Macron’s goal is not to save the economy, but to continue the transfer of wealth to the financial aristocracy, organized by the European Union/European Central Bank stimulus packages of more than €2 trillion. The only important issue, from the government’s point of view, is the impact this will have on corporate profit.
The Journal du dimanche, which devoted its issue yesterday to Macron’s announcement, noted: “One last argument weighed heavily” on the government decision: “the economic bill, estimated by the finance ministry at €25 billion for a month and a half of lockdown. ‘We have to find another option,’ pleaded Economy Minister Bruno Le Maire to Macron.”

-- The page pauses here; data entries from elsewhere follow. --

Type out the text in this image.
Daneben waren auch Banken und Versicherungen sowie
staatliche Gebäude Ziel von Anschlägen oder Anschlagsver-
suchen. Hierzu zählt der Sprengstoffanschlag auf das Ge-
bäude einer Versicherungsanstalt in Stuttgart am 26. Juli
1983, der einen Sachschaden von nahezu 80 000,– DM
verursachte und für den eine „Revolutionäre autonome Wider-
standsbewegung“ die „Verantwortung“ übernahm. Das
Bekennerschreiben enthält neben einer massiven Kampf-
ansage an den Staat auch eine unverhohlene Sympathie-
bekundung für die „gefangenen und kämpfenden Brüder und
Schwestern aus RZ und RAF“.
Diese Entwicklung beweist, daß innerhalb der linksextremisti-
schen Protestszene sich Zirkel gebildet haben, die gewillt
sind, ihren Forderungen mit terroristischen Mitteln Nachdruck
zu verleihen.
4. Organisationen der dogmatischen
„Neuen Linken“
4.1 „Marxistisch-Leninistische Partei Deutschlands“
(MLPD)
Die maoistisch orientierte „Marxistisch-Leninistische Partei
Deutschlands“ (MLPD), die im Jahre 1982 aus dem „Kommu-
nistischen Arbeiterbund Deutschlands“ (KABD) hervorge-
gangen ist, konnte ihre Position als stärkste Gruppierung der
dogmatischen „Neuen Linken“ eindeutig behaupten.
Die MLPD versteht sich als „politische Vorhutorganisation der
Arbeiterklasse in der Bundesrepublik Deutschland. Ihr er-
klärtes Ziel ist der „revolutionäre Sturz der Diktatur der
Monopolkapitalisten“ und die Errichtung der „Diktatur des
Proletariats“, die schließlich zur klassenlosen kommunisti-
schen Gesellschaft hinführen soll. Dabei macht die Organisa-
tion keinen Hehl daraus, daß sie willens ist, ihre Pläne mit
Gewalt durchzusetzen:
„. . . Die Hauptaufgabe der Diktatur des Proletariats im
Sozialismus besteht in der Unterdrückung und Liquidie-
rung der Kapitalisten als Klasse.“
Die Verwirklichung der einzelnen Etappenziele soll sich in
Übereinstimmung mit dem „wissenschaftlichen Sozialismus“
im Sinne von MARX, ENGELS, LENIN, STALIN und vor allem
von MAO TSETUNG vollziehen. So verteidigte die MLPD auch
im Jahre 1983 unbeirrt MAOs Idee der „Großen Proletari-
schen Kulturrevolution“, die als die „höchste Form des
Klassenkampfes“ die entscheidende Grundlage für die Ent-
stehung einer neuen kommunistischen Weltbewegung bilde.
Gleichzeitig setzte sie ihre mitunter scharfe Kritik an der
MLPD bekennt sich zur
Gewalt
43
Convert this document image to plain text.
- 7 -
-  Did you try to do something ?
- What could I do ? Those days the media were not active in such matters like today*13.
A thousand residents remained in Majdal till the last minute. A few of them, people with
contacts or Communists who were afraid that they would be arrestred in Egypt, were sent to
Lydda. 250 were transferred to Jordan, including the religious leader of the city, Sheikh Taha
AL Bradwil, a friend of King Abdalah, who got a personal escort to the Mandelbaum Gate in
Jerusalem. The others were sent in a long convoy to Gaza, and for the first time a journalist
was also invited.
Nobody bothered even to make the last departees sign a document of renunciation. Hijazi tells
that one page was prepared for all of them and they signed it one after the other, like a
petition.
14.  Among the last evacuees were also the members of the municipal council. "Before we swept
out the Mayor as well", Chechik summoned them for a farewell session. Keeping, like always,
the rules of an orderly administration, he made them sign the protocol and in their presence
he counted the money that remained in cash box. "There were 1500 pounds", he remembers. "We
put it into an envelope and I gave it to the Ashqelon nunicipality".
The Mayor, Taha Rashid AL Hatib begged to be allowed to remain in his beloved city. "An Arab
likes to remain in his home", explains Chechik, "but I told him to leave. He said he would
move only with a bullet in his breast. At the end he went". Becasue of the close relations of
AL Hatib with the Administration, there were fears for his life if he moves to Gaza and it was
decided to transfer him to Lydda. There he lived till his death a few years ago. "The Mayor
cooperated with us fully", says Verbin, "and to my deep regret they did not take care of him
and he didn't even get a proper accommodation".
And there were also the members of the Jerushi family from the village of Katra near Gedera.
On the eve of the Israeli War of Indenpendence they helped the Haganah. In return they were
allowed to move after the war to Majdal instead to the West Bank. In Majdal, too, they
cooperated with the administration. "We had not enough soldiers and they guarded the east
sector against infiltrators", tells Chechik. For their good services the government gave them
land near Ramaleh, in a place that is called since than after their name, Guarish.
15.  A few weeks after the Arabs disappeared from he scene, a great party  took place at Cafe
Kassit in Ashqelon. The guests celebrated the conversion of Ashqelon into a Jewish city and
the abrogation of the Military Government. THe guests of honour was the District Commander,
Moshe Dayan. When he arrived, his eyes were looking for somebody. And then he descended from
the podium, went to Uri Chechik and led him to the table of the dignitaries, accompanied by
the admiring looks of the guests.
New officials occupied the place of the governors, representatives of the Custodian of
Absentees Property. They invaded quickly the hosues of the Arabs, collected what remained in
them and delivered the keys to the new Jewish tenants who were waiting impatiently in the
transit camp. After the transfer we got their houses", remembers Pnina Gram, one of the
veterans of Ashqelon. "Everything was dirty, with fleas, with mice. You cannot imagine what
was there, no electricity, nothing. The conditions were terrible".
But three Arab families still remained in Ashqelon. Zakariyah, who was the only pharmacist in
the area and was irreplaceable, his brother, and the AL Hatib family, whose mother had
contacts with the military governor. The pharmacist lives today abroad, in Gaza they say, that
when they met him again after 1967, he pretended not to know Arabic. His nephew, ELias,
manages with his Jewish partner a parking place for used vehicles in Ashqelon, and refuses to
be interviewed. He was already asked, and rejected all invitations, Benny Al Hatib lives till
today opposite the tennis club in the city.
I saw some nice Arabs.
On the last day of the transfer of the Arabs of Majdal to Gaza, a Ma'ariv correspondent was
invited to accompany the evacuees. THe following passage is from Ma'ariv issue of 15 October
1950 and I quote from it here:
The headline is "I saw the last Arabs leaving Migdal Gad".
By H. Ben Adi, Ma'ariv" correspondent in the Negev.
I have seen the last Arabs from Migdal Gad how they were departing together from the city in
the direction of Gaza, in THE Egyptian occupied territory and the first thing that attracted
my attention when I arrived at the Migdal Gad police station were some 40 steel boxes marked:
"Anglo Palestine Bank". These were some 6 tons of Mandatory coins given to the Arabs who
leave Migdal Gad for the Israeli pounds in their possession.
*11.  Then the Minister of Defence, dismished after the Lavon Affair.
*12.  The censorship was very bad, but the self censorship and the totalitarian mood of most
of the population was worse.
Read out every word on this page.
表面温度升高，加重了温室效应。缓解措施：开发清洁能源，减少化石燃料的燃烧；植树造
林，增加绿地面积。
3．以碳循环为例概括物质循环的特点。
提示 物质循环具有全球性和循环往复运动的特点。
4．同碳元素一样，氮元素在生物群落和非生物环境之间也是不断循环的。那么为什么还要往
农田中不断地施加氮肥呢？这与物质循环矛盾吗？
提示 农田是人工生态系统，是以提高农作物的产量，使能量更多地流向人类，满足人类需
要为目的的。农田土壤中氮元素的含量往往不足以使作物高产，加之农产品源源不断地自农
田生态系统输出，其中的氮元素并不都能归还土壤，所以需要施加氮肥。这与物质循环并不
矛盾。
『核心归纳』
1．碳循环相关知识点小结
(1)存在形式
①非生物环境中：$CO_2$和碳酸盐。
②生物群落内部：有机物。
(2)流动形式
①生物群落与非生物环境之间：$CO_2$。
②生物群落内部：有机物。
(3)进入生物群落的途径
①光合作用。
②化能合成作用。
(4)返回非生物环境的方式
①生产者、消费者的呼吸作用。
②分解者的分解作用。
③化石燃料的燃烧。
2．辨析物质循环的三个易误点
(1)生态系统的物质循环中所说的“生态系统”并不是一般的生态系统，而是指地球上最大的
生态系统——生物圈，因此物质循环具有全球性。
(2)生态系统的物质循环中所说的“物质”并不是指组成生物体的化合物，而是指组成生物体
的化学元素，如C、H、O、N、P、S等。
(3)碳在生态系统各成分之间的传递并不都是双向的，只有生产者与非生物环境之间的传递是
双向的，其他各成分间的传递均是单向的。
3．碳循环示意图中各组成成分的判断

The president of the French employers’ association (MEDEF), Geoffroy Roux de Bézieux, confirmed that the pleas of Le Maire were pushed by MEDEF itself. “We have constantly exchanged with Bruno Le Maire and his teams. We are all aware that a simple solution to the health crisis does not exist. But businessmen would be indignant at the return of a solution identical to that of March,” i.e., a lockdown that would stop in-person schooling and non-essential production in order to stop the transmission of the virus.
The MEDEF has received support in this matter from the trade union apparatuses and middle-class pseudo-left parties, such as the New Anti-Capitalist Party, which support the economic bailout plans and call for the reopening of universities and the economy as a whole.
However, the €25 billion that would be needed to finance a lockdown represents less than the profits that Bernard Arnault was able to add to his wealth in 2020 alone. His wealth has grown from $73 billion to more than €100 billion ($121 billion) thanks to the government bailouts, financed at the expense of the working population.